The Day After (Hong Sangsoo, 2017)

The Day After (Hong Sangsoo, 2017)

“I think that I have no control over my destiny and that I don’t play the leading role in it.
I think that I can die at any time, I am ready to accept it.
I think everything is less serious than it seems.
In fact, I think that everything is wonderful, always.
I believe in this world.”

Kim Minhee’s angelic presence doesn’t quite know what to make of things when she finds herself in the middle of a Hong Sangsoo movie. Mistaken for her boss’s mistress by the man’s wife and assaulted by her, she flips out. The man tries to calm things down by sitting everyone in a standard Hong shot, people facing each other divided by a table centered in the middle of the frame, running parallel to the camera. But Kim, exasperated, keeps pulling back, leaning her head out of the frame, forcing the camera to pan slightly to capture her and bring her back. Her “I would very much like to be excluded from this narrative” is natural, but she is eventually convinced to stick around, both by the wife’s seeming understanding and the boss’s contrition.

But when his girlfriend, his former assistant, comes back and the boss gives her her job back and fires Kim in the most passive aggressive way possible (“I can only pay one person“) that’s when Kim really flips. She wanted very much to quit, the boss begged her to stay and she agreed. Now he’s firing her and telling her that she didn’t really want to leave, asserting by implication that he has always been the one with power, in control. It’s one thing to be slapped around by a jealous wife because of a mistaken identity, these things happen. But the boss telling her what she wants to do, telling her what she thinks? That is unacceptable. Maybe it contradicts her first statement of belief (“I have no control over my destiny”), but nobody’s perfect.

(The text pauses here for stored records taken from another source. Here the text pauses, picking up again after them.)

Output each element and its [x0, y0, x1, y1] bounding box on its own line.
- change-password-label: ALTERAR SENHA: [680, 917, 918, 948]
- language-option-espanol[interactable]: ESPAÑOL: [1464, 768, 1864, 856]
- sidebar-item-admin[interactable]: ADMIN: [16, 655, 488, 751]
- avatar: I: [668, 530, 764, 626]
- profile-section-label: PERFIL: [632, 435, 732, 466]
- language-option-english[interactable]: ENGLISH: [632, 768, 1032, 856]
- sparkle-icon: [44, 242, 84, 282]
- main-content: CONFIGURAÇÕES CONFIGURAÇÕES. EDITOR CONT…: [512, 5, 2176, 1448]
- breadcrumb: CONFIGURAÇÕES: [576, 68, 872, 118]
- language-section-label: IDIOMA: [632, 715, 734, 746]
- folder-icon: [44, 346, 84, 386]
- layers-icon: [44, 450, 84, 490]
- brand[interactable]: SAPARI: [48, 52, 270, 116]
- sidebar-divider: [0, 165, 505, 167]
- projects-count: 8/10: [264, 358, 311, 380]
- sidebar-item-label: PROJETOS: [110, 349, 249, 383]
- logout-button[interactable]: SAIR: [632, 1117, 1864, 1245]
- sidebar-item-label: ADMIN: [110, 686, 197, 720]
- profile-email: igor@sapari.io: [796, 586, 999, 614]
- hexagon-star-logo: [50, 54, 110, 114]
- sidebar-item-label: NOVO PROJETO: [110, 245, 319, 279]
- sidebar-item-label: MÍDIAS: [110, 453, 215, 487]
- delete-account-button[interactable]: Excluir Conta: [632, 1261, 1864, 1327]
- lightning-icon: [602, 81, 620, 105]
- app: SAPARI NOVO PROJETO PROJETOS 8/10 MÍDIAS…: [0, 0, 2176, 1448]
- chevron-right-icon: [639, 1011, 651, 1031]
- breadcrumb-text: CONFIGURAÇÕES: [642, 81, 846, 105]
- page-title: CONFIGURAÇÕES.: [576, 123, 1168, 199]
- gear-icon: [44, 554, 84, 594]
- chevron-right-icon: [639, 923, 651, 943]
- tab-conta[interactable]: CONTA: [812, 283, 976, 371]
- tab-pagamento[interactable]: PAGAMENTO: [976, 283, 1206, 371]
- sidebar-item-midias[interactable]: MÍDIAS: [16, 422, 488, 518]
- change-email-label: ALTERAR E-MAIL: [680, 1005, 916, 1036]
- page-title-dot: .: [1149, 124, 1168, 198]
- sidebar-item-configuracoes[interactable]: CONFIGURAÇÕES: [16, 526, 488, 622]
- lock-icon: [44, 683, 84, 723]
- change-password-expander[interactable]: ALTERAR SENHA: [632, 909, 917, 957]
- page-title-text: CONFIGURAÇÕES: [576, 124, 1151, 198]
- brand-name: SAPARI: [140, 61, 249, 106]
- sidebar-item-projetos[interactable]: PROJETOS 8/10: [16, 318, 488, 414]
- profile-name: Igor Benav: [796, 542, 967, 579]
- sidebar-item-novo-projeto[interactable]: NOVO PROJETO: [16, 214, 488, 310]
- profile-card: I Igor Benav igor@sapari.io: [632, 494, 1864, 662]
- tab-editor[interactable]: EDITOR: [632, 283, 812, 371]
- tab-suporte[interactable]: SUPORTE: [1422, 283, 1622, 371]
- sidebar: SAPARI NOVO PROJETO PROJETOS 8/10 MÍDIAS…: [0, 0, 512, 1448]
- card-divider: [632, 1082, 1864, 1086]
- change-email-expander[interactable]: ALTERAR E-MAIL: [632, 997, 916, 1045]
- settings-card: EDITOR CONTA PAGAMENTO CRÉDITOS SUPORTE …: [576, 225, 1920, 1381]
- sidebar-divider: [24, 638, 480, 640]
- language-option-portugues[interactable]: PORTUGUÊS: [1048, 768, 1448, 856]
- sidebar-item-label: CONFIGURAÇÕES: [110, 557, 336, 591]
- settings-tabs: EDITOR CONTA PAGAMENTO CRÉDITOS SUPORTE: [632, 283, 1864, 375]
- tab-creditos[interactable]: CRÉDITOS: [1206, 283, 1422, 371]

The film’s coda reiterates the rest of Kim’s statements of belief, especially the second clause, that she has only been a supporting player in this story, so minor that she’s easily forgotten. But the corollary is also true: the boss and his trite domestic melodrama (along with his pretty but hurt wife and his cute but scheming girlfriend) are merely supporting players in Kim’s story, the story of a woman who met some terrible people once but refused to get involved with them, who wouldn’t let their sickness blind her to the beauty of the light and the snow.